# 2 Stroke Not Starting When Warm



## TXJM (Aug 14, 2020)

trekker said:


> I have a 2000 25 HP Nissan 2 stroke. Got a great deal on it, trading an 08 9.9 Nissan for it. I've used it about 6 or 7 trips so far. Starts on the 2nd or 3rd pull. Runs and idles great. However, it doesn't want to start when warm. If I run out, drop the trolling motor and fish for a half hour and try to restart it, it's a no go. But, if it's been sitting for 3 or 4 hours it fires right up.
> 
> Any advice on what i should be looking for when I start pulling it apart. When I traded for it, the guy said he had just cleaned the carb.
> 
> Thanks !!


I have basically the same motor. I had starter issues the first time I took it out. I couldn’t get it to crank at all. Same kinda thing as you. I had previously cranked it by hand and it started fine. I griped about it to our local tohatsu guy. He quoted the owners manual to me. It seems that you need to crack the throttle to get them to start easily. It has worked for me. You might google the owners manual and see what is recommends. The dealer quoted a cold start procedure as well as a hot start. Cracking the throttle worked for me. 
Chip


----------



## trekker (Sep 19, 2015)

TXJM said:


> I have basically the same motor. I had starter issues the first time I took it out. I couldn’t get it to crank at all. Same kinda thing as you. I had previously cranked it by hand and it started fine. I griped about it to our local tohatsu guy. He quoted the owners manual to me. It seems that you need to crack the throttle to get them to start easily. It has worked for me. You might google the owners manual and see what is recommends. The dealer quoted a cold start procedure as well as a hot start. Cracking the throttle worked for me.
> Chip



Good stuff and thanks for the reply. What do you mean by "crack the throttle"?

Thanks!


----------



## TXJM (Aug 14, 2020)

trekker said:


> Good stuff and thanks for the reply. What do you mean by "crack the throttle"?
> 
> Thanks!


The easiest way to see it is to remove the cowling and watch the carb where the linkage goes in. As you advance the throttle, you will get to the point that the carb starts to open. A little past the movement is cracked open. You want the butterfly in the carb to be open a little. I’m guessing every throttle is different but somewhere in the slow range. Don’t want the valve closed and you don’t want it very open. 
I hope this was clear, I don’t always make my point. 
Chip


----------



## TXJM (Aug 14, 2020)

trekker said:


> Good stuff and thanks for the reply. What do you mean by "crack the throttle"?
> 
> Thanks!



I found this for you. It has starting procedures for different temps. Play around with it. You will get it going. Pg 18 of manual like 24 of the pdf. 
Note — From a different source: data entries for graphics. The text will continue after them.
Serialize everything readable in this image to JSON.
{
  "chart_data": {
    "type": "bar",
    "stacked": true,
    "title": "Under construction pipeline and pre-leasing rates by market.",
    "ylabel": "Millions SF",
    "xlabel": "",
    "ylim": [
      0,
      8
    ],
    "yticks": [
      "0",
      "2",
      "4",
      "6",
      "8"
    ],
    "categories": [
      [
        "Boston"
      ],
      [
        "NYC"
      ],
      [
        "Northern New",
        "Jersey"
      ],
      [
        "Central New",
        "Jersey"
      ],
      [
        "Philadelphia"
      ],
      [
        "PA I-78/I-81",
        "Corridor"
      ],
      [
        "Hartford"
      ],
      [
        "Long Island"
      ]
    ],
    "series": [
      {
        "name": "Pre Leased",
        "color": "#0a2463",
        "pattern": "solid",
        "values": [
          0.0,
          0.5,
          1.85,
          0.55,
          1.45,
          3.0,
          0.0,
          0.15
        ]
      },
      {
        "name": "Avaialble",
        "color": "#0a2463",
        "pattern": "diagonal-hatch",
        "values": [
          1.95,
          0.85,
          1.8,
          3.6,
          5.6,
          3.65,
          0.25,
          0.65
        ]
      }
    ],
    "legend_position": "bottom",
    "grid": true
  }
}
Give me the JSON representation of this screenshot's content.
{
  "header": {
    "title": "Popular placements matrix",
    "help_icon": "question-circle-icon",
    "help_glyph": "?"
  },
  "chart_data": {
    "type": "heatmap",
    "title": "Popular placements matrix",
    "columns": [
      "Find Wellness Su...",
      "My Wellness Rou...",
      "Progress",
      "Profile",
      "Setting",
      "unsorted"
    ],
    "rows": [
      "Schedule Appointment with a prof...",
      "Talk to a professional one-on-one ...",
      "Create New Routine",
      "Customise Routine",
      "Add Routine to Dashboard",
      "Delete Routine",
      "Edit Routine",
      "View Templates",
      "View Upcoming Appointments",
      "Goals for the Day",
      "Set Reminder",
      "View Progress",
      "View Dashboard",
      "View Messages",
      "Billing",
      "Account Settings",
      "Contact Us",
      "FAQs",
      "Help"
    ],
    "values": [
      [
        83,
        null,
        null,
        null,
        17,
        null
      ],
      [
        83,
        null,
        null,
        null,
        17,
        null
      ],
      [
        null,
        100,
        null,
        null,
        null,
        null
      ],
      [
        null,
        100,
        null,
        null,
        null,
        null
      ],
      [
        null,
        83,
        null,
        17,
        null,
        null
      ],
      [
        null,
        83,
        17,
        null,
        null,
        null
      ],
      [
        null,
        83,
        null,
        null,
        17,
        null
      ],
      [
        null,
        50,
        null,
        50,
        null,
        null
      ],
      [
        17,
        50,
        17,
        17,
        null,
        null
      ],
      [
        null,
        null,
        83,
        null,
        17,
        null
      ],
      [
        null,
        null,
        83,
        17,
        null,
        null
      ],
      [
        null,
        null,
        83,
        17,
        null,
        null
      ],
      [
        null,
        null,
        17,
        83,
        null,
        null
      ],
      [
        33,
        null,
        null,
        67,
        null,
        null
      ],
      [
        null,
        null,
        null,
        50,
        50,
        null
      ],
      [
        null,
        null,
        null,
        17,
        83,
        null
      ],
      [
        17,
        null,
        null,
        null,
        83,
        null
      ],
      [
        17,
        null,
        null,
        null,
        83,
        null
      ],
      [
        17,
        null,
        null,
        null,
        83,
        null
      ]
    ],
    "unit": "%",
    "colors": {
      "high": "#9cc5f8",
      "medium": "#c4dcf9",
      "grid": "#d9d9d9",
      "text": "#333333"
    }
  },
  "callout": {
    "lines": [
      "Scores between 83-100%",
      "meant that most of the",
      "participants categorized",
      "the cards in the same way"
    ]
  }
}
http://www.nissanmarine.com/tech_talk/pdf_files/Nis25C3_30A4_40C.pdf


----------



## TXJM (Aug 14, 2020)

trekker said:


> Good stuff and thanks for the reply. What do you mean by "crack the throttle"?
> 
> Thanks!



Took a pic of mine. I guess the triangle is like the Start position on the OLD Johnsons and Evinrudes from childhood.
Sorry about all the posts, I keep thinking of things to help.


----------



## trekker (Sep 19, 2015)

You're the man. Thanks a ton!


----------



## lemaymiami (Feb 9, 2007)

This sort of advice really makes this site valuable… Wouldn’t miss it.


----------



## Jason M (Aug 13, 2017)

Great advice. 

My old Yamaha 90 two stroke required you to put it in neutral and give it a bit of throttle to start when it was cold or warm.


----------



## Smackdaddy53 (Dec 31, 2012)

Jason M said:


> Great advice.
> 
> My old Yamaha 90 two stroke required you to put it in neutral and give it a bit of throttle to start when it was cold or warm.


Most 2 smokes do


----------